Board member David Williams, appointed by the fiscal court, said he serves on the Boyle County Fair board and asked the fair’s attorney if she could look at the matter. She told him the laws surrounding public-private partnerships are so complicated she couldn’t write an opinion on it for fear of liability if it’s wrong.
Board member Denise Terry, a Danville city commissioner who was among those opposing the incentive pay in May, said the legality of incentive payments is only one question the EDP must consider.
“Even if someone advises us that this is legal — we need to keep in mind, even if it’s legal, should we still do it?” Terry said.
Nelson, who agreed with Terry on asking the further question, said the EDP’s struggles with the rules concerning public-private partnerships are taking attention away from what the EDP is supposed to be working on.
“It continues from my vantage point to encumber our ability to focus on the business at hand, what we need to do,” he said. “I’ll say it pretty blunt — until we come together as a group and have a better understanding and we’re not at different points of understanding, I don’t know how to move this group on.”
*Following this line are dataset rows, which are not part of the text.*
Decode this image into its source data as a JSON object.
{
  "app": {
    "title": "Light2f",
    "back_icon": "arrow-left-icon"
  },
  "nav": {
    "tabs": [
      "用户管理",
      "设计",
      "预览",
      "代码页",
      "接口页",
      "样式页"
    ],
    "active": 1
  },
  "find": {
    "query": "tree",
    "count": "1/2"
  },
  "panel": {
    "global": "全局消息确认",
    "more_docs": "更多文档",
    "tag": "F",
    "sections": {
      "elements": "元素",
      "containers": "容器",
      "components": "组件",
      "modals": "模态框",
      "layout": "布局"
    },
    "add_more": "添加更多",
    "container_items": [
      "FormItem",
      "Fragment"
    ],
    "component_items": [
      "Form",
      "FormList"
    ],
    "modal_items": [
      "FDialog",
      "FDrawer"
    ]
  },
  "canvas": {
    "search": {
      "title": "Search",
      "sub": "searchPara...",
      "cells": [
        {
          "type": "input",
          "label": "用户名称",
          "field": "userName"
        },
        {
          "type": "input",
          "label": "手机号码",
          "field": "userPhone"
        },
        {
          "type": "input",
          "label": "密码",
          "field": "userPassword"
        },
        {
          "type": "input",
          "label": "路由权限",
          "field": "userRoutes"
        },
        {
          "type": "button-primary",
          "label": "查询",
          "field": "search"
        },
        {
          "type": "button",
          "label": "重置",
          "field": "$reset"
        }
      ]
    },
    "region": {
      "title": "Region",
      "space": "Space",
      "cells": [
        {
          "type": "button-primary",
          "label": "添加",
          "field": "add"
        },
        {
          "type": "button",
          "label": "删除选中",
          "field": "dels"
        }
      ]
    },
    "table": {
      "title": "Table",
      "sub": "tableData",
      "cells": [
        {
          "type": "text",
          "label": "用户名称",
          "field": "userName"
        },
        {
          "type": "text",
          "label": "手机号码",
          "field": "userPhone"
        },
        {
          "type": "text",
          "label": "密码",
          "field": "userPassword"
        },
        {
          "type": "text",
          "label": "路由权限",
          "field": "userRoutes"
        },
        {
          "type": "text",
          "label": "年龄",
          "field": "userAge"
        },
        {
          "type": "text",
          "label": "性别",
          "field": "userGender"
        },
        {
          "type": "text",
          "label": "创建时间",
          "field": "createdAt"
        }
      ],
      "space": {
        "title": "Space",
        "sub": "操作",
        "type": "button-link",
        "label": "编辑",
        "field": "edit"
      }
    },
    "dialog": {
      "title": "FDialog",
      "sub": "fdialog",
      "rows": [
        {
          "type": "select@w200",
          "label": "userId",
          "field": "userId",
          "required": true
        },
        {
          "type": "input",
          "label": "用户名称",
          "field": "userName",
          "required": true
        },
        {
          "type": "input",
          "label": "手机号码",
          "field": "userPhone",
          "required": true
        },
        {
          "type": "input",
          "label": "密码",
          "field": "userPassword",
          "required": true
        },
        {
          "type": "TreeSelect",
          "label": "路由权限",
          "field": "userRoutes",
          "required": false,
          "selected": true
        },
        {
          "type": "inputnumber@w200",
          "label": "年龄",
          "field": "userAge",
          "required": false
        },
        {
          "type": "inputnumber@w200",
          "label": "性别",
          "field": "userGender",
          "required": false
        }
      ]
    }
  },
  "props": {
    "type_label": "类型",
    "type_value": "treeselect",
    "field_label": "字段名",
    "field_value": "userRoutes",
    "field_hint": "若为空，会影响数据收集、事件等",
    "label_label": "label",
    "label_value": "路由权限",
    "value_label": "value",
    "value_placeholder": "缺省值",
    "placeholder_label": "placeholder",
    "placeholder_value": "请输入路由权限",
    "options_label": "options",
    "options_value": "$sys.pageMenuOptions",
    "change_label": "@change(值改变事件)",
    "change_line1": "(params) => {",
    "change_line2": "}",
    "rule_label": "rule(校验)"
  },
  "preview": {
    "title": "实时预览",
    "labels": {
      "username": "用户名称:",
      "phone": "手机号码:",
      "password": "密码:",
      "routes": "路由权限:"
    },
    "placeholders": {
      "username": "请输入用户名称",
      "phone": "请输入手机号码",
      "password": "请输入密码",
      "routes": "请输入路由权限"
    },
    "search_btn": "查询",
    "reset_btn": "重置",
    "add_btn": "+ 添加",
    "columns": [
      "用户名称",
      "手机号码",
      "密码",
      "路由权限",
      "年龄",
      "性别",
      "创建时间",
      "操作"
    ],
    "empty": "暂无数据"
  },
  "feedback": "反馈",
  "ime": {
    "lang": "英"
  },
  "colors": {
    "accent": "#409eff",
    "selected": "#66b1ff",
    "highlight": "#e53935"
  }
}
Multiple members of the EDP board said they don’t want to hire a new vice president until the question is resolved; Nelson agreed.
No action was taken concerning hiring an attorney for the matter.
Also at Wednesday’s meeting, the EDP board heard an update that seven people applied for Goode’s former job, and Lassiter has recommended three of them to a panel of board members for further review. The EDP’s approved 2018-19 budget includes less than a full year of funding for the position in anticipation that whoever is hired wouldn’t start until at least August.
According to the employment offer given to Goode when he was hired, his salary was set at $75,000. He was also offered health insurance, but declined because he already has insurance elsewhere; a 3-percent retirement contribution match; $250 monthly for travel expenses; $100 monthly for a cell phone; and $1,000 annually for professional membership dues.